Marxist C.L.R James, Nkrumah’s teacher, in a letter in 1945, wrote to George Padmore, a Trinidad born in London introduced Nkrumah as; “This young man is coming to you. He is not very bright but do what you can for him because he’s determined to throw Europeans out of Africa.”
Nkrumah’s political career
After twelve years abroad pursuing higher education and organizing with other diaspora pan-Africanists; Nkrumah returned to the gold coast to begin his political career. He formed the convention people’s party, which became a huge success.
He became prime minister in 1952 and retained the position at the declaration of Ghana’s independence from Britain in 1957. In 1960, Ghanaians drew a new Constitution, making Nkrumah its first president.
However, Kwame Nkrumah was deposed in 1966 by the National Liberation Council, which was taken over by the armed forces and the police; due to some claimed dissatisfaction with his government. He later fled to Guinea where he was offered Asylum and was given the honorary title of co-president.

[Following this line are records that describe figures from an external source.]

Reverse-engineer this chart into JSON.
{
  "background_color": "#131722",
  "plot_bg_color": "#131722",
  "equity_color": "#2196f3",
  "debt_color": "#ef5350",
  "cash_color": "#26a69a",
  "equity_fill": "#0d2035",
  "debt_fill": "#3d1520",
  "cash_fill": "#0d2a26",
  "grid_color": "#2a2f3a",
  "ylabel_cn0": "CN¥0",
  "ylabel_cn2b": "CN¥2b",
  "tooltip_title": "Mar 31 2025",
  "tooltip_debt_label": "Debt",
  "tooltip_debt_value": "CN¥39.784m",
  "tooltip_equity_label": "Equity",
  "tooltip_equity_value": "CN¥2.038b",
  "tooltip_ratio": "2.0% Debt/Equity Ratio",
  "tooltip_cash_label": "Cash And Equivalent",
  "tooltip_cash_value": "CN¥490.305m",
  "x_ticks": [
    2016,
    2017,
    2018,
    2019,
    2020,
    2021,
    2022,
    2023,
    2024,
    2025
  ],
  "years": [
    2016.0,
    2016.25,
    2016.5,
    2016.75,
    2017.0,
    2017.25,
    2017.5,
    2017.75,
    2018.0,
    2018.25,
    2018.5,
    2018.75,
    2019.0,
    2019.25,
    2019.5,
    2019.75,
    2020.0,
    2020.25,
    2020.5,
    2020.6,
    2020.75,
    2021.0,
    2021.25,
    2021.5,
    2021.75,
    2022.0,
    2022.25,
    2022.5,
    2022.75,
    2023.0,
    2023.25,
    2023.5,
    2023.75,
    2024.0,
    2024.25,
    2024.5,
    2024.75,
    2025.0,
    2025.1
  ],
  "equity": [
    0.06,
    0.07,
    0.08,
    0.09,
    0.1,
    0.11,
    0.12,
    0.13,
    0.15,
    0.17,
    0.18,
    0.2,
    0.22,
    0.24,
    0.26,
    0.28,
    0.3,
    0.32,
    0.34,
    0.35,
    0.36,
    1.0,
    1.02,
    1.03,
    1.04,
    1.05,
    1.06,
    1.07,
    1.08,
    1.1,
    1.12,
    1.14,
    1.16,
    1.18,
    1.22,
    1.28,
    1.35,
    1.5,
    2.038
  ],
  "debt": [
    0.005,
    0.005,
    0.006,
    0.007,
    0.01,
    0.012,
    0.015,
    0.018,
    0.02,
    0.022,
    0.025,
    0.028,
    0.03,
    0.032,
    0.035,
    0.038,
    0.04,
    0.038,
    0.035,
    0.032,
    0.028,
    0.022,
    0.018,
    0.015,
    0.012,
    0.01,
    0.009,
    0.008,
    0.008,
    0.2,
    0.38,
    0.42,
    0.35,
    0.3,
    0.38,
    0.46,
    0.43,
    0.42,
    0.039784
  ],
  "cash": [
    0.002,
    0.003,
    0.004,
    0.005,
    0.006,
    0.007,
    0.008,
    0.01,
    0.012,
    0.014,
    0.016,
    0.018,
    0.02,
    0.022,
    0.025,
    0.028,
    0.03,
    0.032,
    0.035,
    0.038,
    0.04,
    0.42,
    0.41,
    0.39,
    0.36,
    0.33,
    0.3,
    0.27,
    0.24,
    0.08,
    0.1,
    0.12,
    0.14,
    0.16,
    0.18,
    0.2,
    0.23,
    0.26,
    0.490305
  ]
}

Nkrumah is also known for most of his published books;
- Neo-colonialism, the last stage of imperialism(1965)
- African socialism revisited (1967)
- Voice from Conakry (1967)
- Class struggle in Africa(1970)
- The struggle continues(1973) etc.
Kwame Nkrumah was Diagnosed with prostate cancer in August 1971 and died on the 27th of April 1972.
Pan African co-presidents of Guinea (Kwame Nkrumah and Sékou Toure)
From both profiles, it is seen that both have one thing in common and that is the development and freedom of the African nations. Both consistently spoke against the colonial era and the need for Africans to unite and gain their freedom.
- The coming together of both leaders to become co-presidents shows that the unity of Africans was possible and achievable.
- It was very easy for both of them, as they had one vision and goal.
- The collaboration of these great leaders stood as one of the firm foundations of Africa’s unity.